Submitted to: Journal of British Columbia Entomological Society
Publication Type: Peer Reviewed Journal
Publication Acceptance Date: November 1, 2005
Publication Date: December 15, 2005
Citation: Landolt, P.J., Pantoja, A., Green, D.L. 2005. Yellowjacket wasps (Hymenoptera: Vespidae) trapped in Alaska with heptyl butyrate, acetic acid and isobutanol. J. Entomol. Soc. Brit. Columbia. 102:35-42. Interpretive Summary: New methods and approaches are needed to control insect pests of fruit crops and stinging wasps can be a hazard to pickers when fruit is ripe. Researchers at the USDA-ARS laboratories in Wapato, Washington and Fairbanks, Alaska studied the use of feeding attractants for trapping yellowjackets, as a means of detection and monitoring. It was found that 8 species of yellowjackets could be trapped in agricultural areas of Alaska, including the two species that are most abundant and pestiferous. The seasonal abundance of these wasps was determined and their response to different attractants was compared. The most pestiferous species were best captured in traps baited with acetic acid with isobutanol. These findings will help design recommendations for both monitoring and detection efforts to determine the abundance of pest species, and strategies to reduce yellowjacket populations through trapping.
Technical Abstract: Eight species of vespid wasps were captured in traps near Fairbanks, Delta Junction and Palmer, Alaska, during 2003 and 2004. These were Vespula vulgaris, Vespula acadica, Vespula consobrina, Vespula intermedia, Dolichovespula maculata, Dolichovespula arenaria, Dolichovespula albida, and Dolichovespula norwegicoides.

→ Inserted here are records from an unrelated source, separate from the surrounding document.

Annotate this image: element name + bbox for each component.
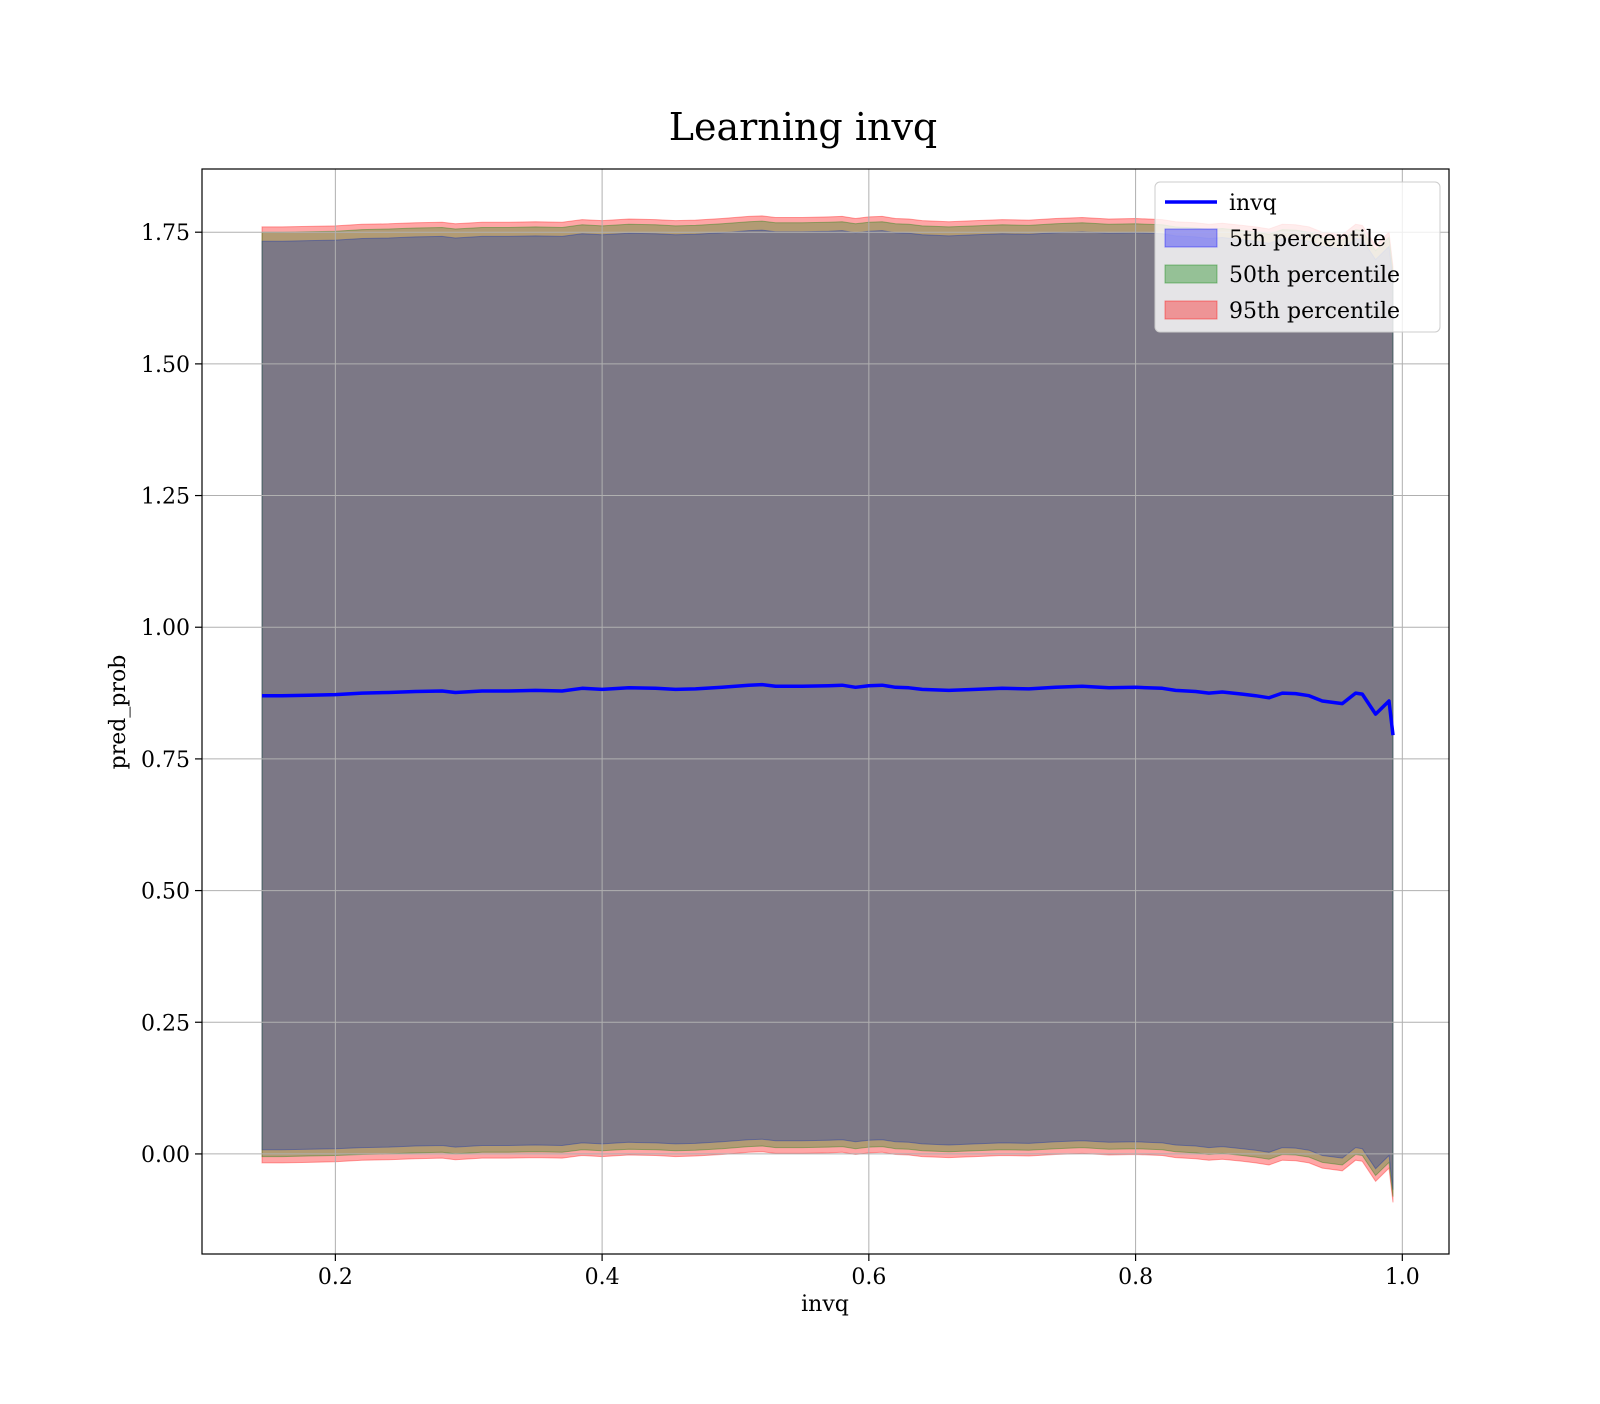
x-axis-ticks: 0.2 0.4 0.6 0.8 1.0 (318, 1254, 1420, 1290)
grid (202, 169, 1449, 1254)
legend-swatch-50th-percentile (1164, 264, 1218, 284)
y-tick-label: 0.00 (141, 1143, 190, 1168)
x-tick-label: 0.8 (1118, 1265, 1153, 1290)
y-axis-ticks: 0.00 0.25 0.50 0.75 1.00 1.25 1.50 1.75 (141, 221, 202, 1168)
plot-frame (201, 168, 1450, 1255)
confidence-bands (261, 215, 1394, 1203)
y-tick-label: 0.50 (141, 880, 190, 905)
plot-background (202, 169, 1449, 1254)
y-tick-label: 1.25 (141, 485, 190, 510)
x-tick-label: 0.4 (585, 1265, 620, 1290)
x-tick-label: 0.6 (851, 1265, 886, 1290)
legend-swatch-95th-percentile (1164, 300, 1218, 320)
y-tick-label: 1.75 (141, 221, 190, 246)
legend-swatch-5th-percentile (1164, 228, 1218, 248)
chart-title: Learning invq (669, 105, 937, 149)
legend: invq 5th percentile 50th percentile 95th pe… (1154, 181, 1441, 333)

Workers and males of V. vulgaris were captured primarily in traps baited with the combination of acetic acid and isobutanol. Workers of V. acadica, V. consobrina, and V. intermedia were captured primarily in traps baited with heptyl butyrate. Queens and workers of D. maculata were captured primarily in traps baited with acetic acid, or acetic acid with isobutanol. The small numbers of D. arenaria, D. norwegicoides, and D. albida captured did not permit treatment comparisons. Season-long trapping indicated a presence of V. acadica, V. consobrina, and V. intermedia workers from late June through July, D. maculata from early July into early August, and V. vulgaris from late July to early September. The earliest wasps captured were queens of V. vulgaris and D. maculata in late May, while the latest wasp captured was a worker of V. vulgaris the first week of October, in Palmer.